Niger’s President Mahamadou Issoufou, who’s due to step down next month after serving two terms, was named the 2020 winner of the world’s largest leadership prize — a $5 million award made by Sudanese billionaire Mo Ibrahim’s foundation.
Issoufou is the sixth winner of the Ibrahim Prize for Achievement in African Leadership since it was introduced in 2006 to promote good governance in the world’s poorest continent.
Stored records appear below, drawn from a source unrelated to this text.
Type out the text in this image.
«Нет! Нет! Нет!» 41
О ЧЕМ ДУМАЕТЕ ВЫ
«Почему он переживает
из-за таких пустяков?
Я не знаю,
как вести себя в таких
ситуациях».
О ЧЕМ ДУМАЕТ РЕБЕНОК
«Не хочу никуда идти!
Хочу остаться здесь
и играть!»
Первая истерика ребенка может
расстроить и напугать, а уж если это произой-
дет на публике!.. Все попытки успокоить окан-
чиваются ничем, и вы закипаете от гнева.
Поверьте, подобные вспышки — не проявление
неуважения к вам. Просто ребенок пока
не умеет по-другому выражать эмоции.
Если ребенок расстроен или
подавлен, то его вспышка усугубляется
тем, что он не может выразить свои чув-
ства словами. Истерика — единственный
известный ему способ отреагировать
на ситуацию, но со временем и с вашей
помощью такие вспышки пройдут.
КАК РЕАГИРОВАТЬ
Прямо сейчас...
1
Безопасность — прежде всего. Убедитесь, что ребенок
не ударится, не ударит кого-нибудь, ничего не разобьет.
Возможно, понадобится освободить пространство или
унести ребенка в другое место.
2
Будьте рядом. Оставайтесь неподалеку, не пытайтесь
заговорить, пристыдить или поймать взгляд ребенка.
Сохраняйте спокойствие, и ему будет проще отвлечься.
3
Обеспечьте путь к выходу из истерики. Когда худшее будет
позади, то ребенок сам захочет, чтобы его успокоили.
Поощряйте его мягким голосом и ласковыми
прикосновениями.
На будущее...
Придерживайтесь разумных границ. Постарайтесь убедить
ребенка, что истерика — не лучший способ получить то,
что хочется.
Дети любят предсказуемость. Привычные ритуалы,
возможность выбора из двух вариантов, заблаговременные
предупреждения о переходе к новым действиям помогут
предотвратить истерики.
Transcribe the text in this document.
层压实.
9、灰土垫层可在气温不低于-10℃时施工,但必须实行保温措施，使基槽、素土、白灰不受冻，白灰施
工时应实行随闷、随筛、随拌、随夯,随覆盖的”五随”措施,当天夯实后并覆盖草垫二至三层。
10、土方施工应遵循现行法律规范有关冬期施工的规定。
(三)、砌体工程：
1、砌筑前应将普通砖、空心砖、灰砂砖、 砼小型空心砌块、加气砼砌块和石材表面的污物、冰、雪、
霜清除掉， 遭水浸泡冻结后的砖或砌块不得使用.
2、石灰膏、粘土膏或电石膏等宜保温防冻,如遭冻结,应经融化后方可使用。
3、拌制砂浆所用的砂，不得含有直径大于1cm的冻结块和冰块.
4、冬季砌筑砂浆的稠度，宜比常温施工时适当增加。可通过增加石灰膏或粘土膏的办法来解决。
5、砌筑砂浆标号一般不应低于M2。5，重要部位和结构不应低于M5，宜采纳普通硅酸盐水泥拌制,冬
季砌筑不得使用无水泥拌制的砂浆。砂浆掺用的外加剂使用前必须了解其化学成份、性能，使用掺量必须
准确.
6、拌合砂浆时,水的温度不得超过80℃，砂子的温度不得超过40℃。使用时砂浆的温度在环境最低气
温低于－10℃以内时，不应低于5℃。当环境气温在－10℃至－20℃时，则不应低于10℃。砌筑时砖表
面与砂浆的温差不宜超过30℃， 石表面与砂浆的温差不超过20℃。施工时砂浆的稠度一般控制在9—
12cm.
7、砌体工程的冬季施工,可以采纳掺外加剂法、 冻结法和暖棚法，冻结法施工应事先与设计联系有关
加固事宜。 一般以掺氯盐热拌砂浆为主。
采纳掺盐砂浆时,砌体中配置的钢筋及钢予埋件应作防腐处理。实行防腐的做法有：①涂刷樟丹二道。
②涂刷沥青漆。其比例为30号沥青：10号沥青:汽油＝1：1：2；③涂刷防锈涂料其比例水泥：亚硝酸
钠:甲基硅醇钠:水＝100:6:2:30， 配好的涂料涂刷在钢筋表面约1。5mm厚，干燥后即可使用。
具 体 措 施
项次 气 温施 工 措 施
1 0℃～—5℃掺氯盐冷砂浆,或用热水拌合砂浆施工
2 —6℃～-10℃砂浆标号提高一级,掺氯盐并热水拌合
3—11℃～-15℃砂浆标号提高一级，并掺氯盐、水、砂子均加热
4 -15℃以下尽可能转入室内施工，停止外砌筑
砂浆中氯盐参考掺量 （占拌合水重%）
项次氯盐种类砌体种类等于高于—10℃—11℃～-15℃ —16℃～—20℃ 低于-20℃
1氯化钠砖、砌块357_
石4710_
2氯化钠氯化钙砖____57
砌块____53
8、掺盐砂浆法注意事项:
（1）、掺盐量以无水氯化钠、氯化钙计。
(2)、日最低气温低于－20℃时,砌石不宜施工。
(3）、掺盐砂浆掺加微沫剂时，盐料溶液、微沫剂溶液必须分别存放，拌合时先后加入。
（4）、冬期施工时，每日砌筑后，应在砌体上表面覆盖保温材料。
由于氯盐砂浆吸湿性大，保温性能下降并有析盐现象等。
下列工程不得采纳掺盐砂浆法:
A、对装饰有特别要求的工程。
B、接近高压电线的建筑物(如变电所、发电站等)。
Previous recipients include former presidents Joaquim Chissano of Mozambique, Festus Mogae of Botswana and Ellen Johnson Sirleaf of Liberia.
“In the face of the most severe political and economic issues, including violent extremism and increasing desertification,” President Mahamadou Issoufou has led his people on a path of progress,” Mogae, who chairs the Mo Ibrahim Foundation’s prize committee, said in a statement on Monday. “Today, the number of Nigeriens living below the poverty line has fallen to 40%, from 48% a decade ago.”
Issoufou, 69, first took office in 2011 after years of political instability in the West African nation, including four coups since independence from France in 1960, and won re-election in 2016.
He’s set to be succeeded by his close ally Mohamed Bazoum, 61, a former interior and foreign minister, who won a run-off vote against ex-president Mahamane Ousmane on Feb. 21. The election paved the way for Niger’s first transfer of power by the ballot box.
The vote was followed by widespread protests and Internet shutdowns. Opposition leader Hama Amadou, who was barred from running and backed Ousmane in the run-off, was arrested and charged with trying to overthrow the government.
Niger, the world’s fifth-biggest uranium exporter, ranks as the world’s least-developed country among 189 in the United Nations’ Human Development Index.